Edge TPU inferencing overview

To execute a model on the Edge TPU, you first need a TensorFlow Lite model that's compiled for the Edge TPU. You can then perform an inference in a few different ways:

  • Use the TensorFlow Lite C++ API:

    In order for the TensorFlow Lite Interpreter to execute your model on the Edge TPU, you need to make a few changes to your code using APIs from our edgetpu.h file. Essentially, you just need to register the Edge TPU device as an external context for the interpreter.

    For details, read Run inference with TensorFlow Lite in C++.

  • Use the TensorFlow Lite Python API:

    Similar to C++, your TensorFlow Lite Interpreter in Python requires a simple modification so that it can execute the model on the Edge TPU. In the TensorFlow Lite Python API, this mechanism is called a delegate.
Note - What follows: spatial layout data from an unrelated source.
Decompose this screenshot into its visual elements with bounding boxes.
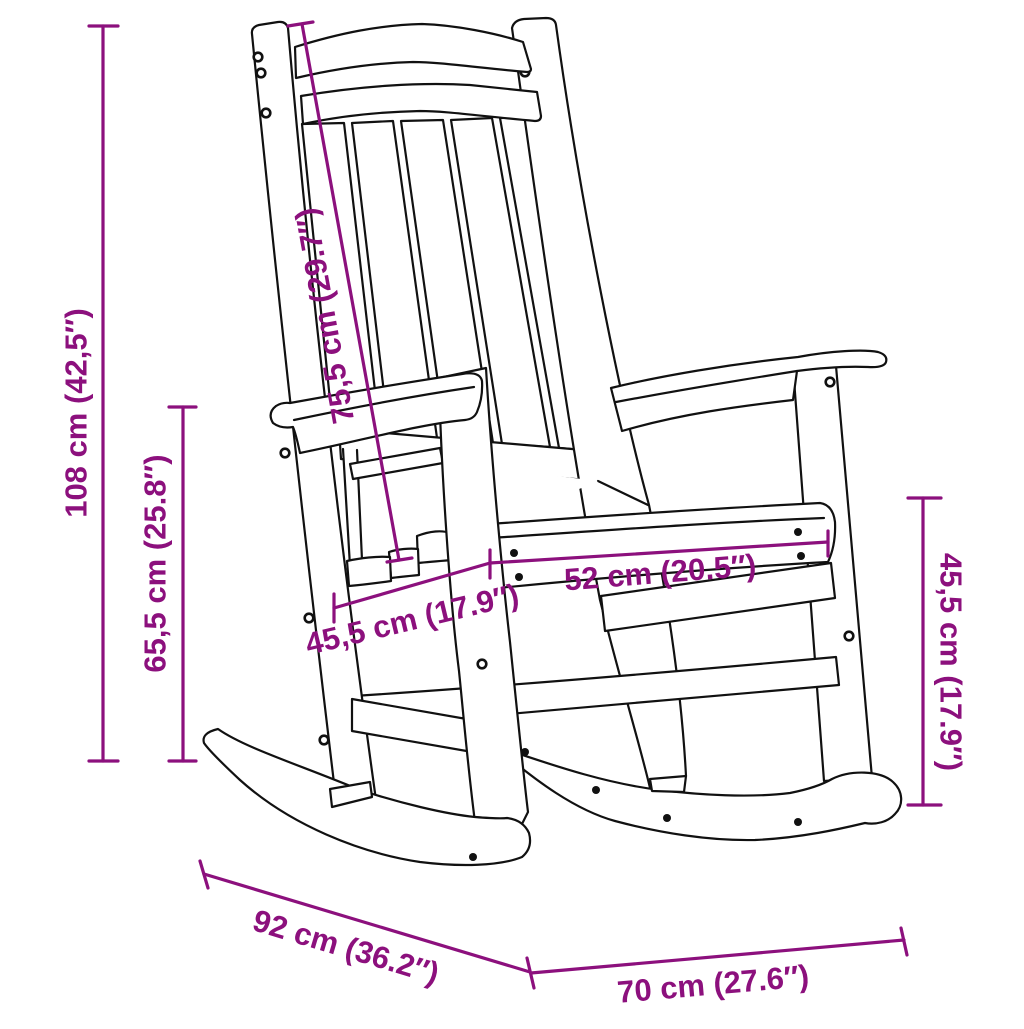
svg-text:65,5 cm (25.8″): 65,5 cm (25.8″) [138,454,173,672]
svg-text:45,5 cm (17.9″): 45,5 cm (17.9″) [934,553,969,771]
svg-text:108 cm (42,5″): 108 cm (42,5″) [59,308,94,518]
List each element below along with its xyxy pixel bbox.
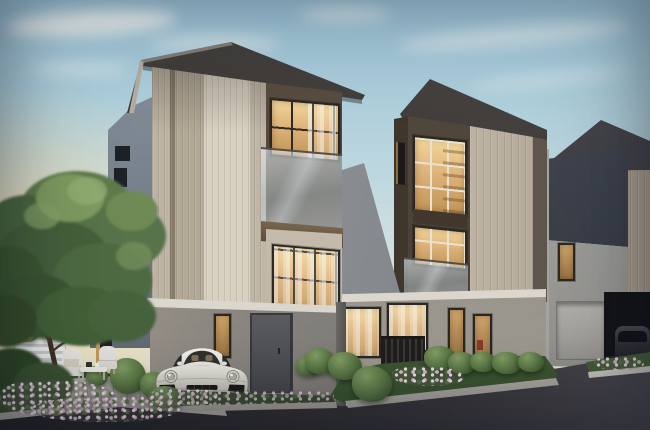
scene-architectural-render — [0, 0, 650, 430]
vignette — [0, 0, 650, 430]
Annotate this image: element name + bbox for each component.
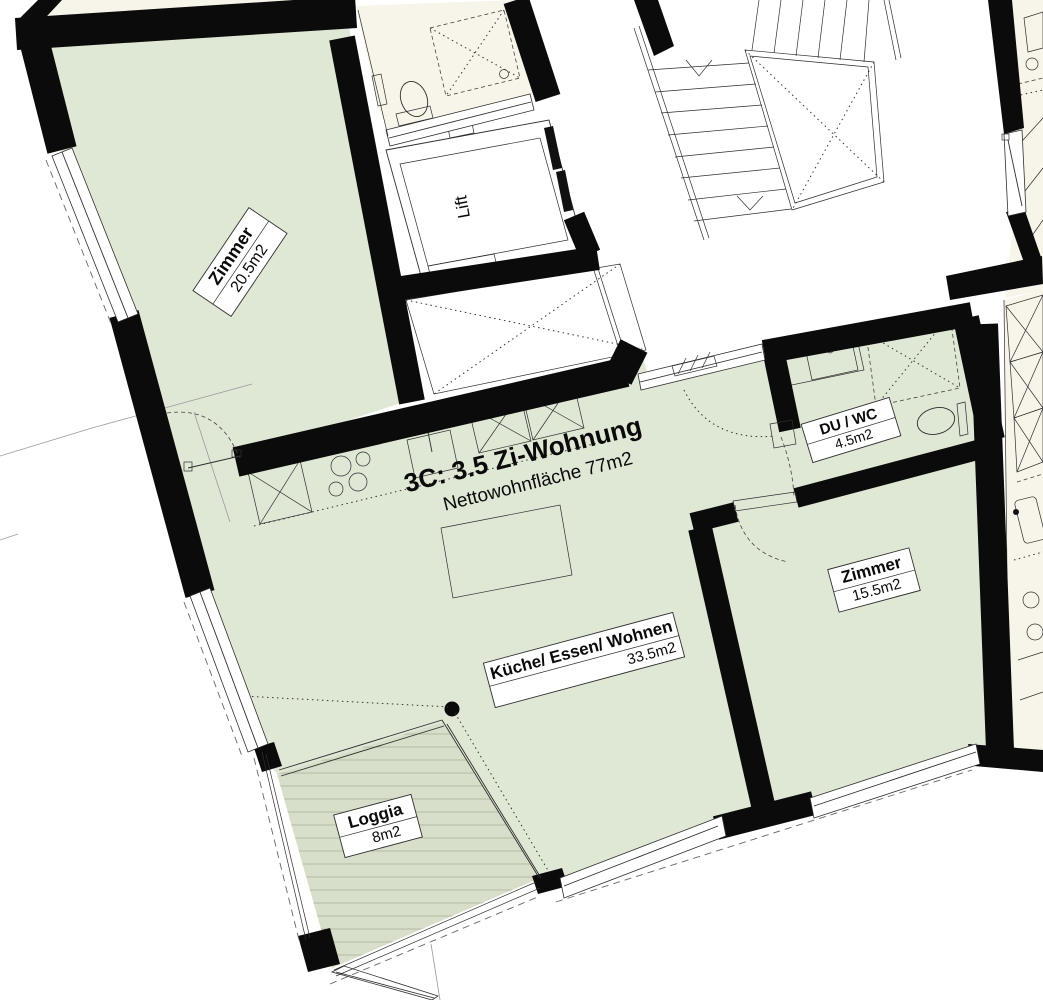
column-dot	[445, 702, 460, 717]
floorplan-drawing: Lift	[0, 0, 1043, 1000]
staircase	[590, 0, 901, 346]
floorplan-page: Lift	[0, 0, 1043, 1000]
neighbor-entry-door	[1004, 130, 1026, 216]
faucet-icon	[1013, 509, 1019, 515]
stair-void	[745, 50, 884, 210]
lift-label: Lift	[451, 194, 474, 220]
stair-arrows	[686, 60, 763, 210]
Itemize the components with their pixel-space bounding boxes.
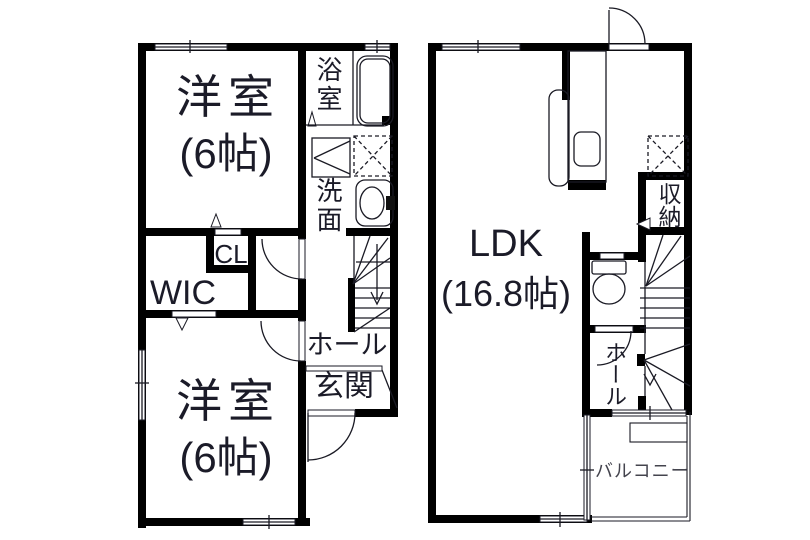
stair-down-arrow <box>371 244 383 304</box>
wic-door-mark <box>176 318 188 330</box>
label-storage: 収納 <box>656 182 679 228</box>
wall <box>638 172 646 262</box>
bathtub <box>357 56 393 126</box>
right-plan <box>428 8 692 527</box>
window <box>365 40 390 53</box>
washer-space-dashed <box>354 136 392 176</box>
label-ldk-size: (16.8帖) <box>423 276 589 312</box>
wall <box>298 361 306 521</box>
kitchen-sink <box>574 132 600 166</box>
floor-plan-drawing <box>0 0 810 540</box>
label-wic: WIC <box>146 276 220 310</box>
label-bedroom-bottom: 洋室 <box>168 378 288 424</box>
window <box>243 515 295 529</box>
label-washroom: 洗面 <box>315 177 341 235</box>
door-arc <box>262 239 305 279</box>
stair-newel-wall <box>637 354 645 366</box>
label-bedroom-top-size: (6帖) <box>156 133 296 175</box>
window <box>155 40 227 53</box>
label-entrance: 玄関 <box>308 372 380 402</box>
balcony-sliding-window <box>580 415 594 520</box>
door-arc <box>261 321 305 361</box>
label-hall-right: ホール <box>603 341 625 407</box>
wall <box>346 228 398 236</box>
closet-door-mark <box>211 214 221 227</box>
window <box>540 512 587 527</box>
left-plan-stairs <box>353 236 390 332</box>
toilet-opening <box>600 253 624 259</box>
washer-pan <box>312 138 350 177</box>
label-bedroom-bottom-size: (6帖) <box>156 437 296 479</box>
entrance-door-arc <box>308 410 355 462</box>
label-balcony: バルコニー <box>595 462 690 480</box>
window <box>442 40 520 53</box>
bath-door-mark <box>308 112 316 126</box>
window <box>612 406 686 420</box>
wall <box>355 409 398 417</box>
label-bedroom-top: 洋室 <box>168 74 288 120</box>
label-hall-left: ホール <box>306 332 388 359</box>
label-bathroom: 浴室 <box>315 56 341 114</box>
kitchen-counter <box>549 51 606 186</box>
wall <box>138 43 146 528</box>
refrigerator-space-dashed <box>648 136 688 176</box>
floor-plan-canvas: 洋室 (6帖) 浴室 洗面 CL WIC ホール 玄関 洋室 (6帖) LDK … <box>0 0 810 540</box>
stair-newel-wall <box>348 278 355 332</box>
right-plan-stairs <box>640 235 690 410</box>
label-closet: CL <box>212 241 250 267</box>
toilet <box>592 261 626 304</box>
washbasin <box>356 180 395 226</box>
balcony-equipment <box>630 423 687 442</box>
wall <box>298 51 306 239</box>
closet-opening <box>215 229 241 235</box>
label-ldk: LDK <box>450 225 562 263</box>
entry-door-arc <box>609 8 649 50</box>
window <box>135 350 149 420</box>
    For details, read Run inference with TensorFlow Lite in Python.

  • Use the Edge TPU Python API:

    This is a Python library for the Edge TPU that we built atop the TensorFlow Lite APIs so you can more easily perform inferences and on-device transfer-learning. This API is great if you don't have experience with the TensorFlow Lite API and you want to perform image classification or object detection, or if you want to accelerate transfer-learning with the Edge TPU.

    For details, read the Edge TPU Python API overview.